The essays are essential preliminary reading for a full understanding of the remaining two-thirds of the volume: the superb, detailed, insightful, often lengthy (although some are quite brief), and always beautifully illustrated case studies of manuscripts, most drawn from Cambridge collections and all written by specialists. The manuscripts range from some of the most important and famous, such as the St. Augustine Gospels (Corpus Christi College 286), Bury Bible (Corpus Christi College 2), Estoire de Seint Aedward le Rei (Cambridge University Library Ee.3.59), Trinity Apocalypse (Trinity College R.16.2), and Hours of Isabella Stuart (Fitzwilliam 62), to lesser known manuscripts deserving greater scholarly attention, such as a tenth-century lectionary at the Fitzwilliam (McClean 30), a fourteenth-century psalter at St. John’s College (K.26), an early sixteenth-century Flemish book of Hours (Fitzwilliam 1058-1975), and several late medieval and early renaissance miniatures from the Marlay cuttings held by the Fitzwilliam. Two case studies of illuminated incunabula are also included.
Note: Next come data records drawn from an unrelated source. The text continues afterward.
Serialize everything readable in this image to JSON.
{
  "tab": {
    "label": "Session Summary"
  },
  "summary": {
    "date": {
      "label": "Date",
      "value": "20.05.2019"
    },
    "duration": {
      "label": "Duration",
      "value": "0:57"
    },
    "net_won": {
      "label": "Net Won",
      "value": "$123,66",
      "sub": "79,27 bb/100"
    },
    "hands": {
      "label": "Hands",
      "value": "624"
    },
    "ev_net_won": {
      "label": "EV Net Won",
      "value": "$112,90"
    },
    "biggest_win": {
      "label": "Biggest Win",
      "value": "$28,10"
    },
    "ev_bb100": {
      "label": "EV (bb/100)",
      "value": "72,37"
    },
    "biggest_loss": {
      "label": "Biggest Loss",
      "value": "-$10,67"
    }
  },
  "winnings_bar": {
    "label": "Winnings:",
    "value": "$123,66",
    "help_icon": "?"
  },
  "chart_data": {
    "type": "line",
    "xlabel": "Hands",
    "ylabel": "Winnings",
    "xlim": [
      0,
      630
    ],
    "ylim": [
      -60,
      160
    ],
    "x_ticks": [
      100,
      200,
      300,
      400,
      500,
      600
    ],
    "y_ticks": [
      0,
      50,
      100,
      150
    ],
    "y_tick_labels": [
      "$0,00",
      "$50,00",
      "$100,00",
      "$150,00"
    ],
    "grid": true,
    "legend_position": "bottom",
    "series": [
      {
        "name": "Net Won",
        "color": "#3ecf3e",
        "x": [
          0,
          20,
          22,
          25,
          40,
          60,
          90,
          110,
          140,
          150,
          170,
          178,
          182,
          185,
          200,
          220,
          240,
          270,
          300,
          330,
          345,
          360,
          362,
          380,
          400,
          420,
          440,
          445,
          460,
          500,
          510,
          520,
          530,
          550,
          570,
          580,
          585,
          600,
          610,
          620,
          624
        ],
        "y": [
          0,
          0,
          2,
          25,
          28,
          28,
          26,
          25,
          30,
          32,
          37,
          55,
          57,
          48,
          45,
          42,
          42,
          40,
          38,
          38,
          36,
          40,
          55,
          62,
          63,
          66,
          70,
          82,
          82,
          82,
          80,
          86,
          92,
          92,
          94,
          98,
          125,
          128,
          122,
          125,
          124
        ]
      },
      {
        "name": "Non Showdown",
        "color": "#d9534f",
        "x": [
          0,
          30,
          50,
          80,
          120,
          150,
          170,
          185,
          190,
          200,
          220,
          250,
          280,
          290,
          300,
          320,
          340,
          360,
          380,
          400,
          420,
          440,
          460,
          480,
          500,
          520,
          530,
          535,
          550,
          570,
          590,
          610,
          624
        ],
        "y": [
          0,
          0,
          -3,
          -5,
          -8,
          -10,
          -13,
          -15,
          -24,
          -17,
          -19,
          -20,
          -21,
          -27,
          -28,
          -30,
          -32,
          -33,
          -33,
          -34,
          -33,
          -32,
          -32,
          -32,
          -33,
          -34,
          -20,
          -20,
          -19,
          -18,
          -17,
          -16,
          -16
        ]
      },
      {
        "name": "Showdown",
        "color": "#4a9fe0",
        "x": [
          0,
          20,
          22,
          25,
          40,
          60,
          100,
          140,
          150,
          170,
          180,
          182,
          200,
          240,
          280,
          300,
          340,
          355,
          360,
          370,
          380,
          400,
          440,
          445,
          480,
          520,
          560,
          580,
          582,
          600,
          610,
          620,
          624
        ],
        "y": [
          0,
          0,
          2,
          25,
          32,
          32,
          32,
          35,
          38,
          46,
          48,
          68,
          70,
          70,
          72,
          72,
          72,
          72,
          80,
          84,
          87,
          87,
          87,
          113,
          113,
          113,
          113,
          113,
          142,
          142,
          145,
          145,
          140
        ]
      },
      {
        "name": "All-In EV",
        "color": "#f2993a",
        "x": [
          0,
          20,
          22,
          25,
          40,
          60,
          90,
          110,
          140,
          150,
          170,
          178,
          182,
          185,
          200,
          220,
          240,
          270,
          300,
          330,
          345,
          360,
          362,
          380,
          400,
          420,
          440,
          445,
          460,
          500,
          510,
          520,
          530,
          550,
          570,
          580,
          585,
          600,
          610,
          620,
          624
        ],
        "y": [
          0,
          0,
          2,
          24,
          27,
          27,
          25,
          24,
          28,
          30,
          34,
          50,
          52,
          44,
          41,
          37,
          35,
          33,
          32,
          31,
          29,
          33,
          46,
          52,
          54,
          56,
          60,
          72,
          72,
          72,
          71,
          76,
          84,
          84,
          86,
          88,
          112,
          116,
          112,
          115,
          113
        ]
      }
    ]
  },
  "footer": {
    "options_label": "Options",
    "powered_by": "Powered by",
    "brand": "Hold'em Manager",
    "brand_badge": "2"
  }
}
The Lambeth Apocalypse (Lambeth Palace Library 209, c. 1260-67) is one of only a few manuscripts studied that are not housed in Cambridge collections. Like many of the volume’s contributions, the study is jointly authored by Panayotova and Ricciardi. Since I know this manuscript and its iconographic tradition well, I will comment on their entry to give a sense of a fully developed case study. It begins with a brief overview of received knowledge, the manuscript’s place within the rich genre of illustrated Anglo-French Apocalypses, relating what is known regarding dating, style, and likely workshop and patronage, all accurate information concisely specified. It also helpfully compares Lambeth with the previously discussed Trinity Apocalypse. Particularly valuable is the codicological analysis of the manuscript’s two sections, the first containing seventy-eight half-page illustrations of Revelation combining tinted drawings and fully illuminated miniatures placed above the Latin biblical and commentary texts, the second twenty-eight full-page tinted drawings of a variety of allegorical, devotional, and hagiographic topics, including the Life of John. Although it notes one of Lambeth’s unique features—the added bas-de-page scenes of the Life of Antichrist—it unfortunately does not include these among the numerous illustrations of the manuscript, a rare missed opportunity. So far, so good: we are offered a succinct and reliable introduction for anyone initially studying the manuscript. The superb technical analyses then follow. Supported by photomicrographs detailing the application of gold, silver, and glazes as well as the treatment of draperies and flesh tones, these analyses both support previous art historical interpretations and add a new dimension to our understanding of this impressive manuscript and the complex collaboration of its several artists. Although I do not know many of the manuscripts that this volume similarly studies in detail, those I do know receive comparable expert exploration and achieve comparable insights. Perhaps more importantly, those manuscripts that are new to me are effectively and temptingly introduced. It is difficult to overstate how much I learned from the case studies.

Unlike so many recently published “handbooks” with often sparse general information and poor quality illustrations, this lengthy and spectacularly illustrated volume has a modest subtitle that thoroughly underestimates its immense value and likely influence. The Art and Science of Illuminated Manuscripts: A Handbook is highly recommended to all interested in illustrated manuscripts, their description, analysis, production, and conservation. Many of its case studies, furthermore, could be assigned to students as models of the best research practices and as examples of how to write meticulous technical analysis with clarity and precision.

The essays and case studies are supported by an index of manuscripts (including comparanda) and two comprehensive bibliographies: of books, articles, and dissertations, and of exhibition catalogues.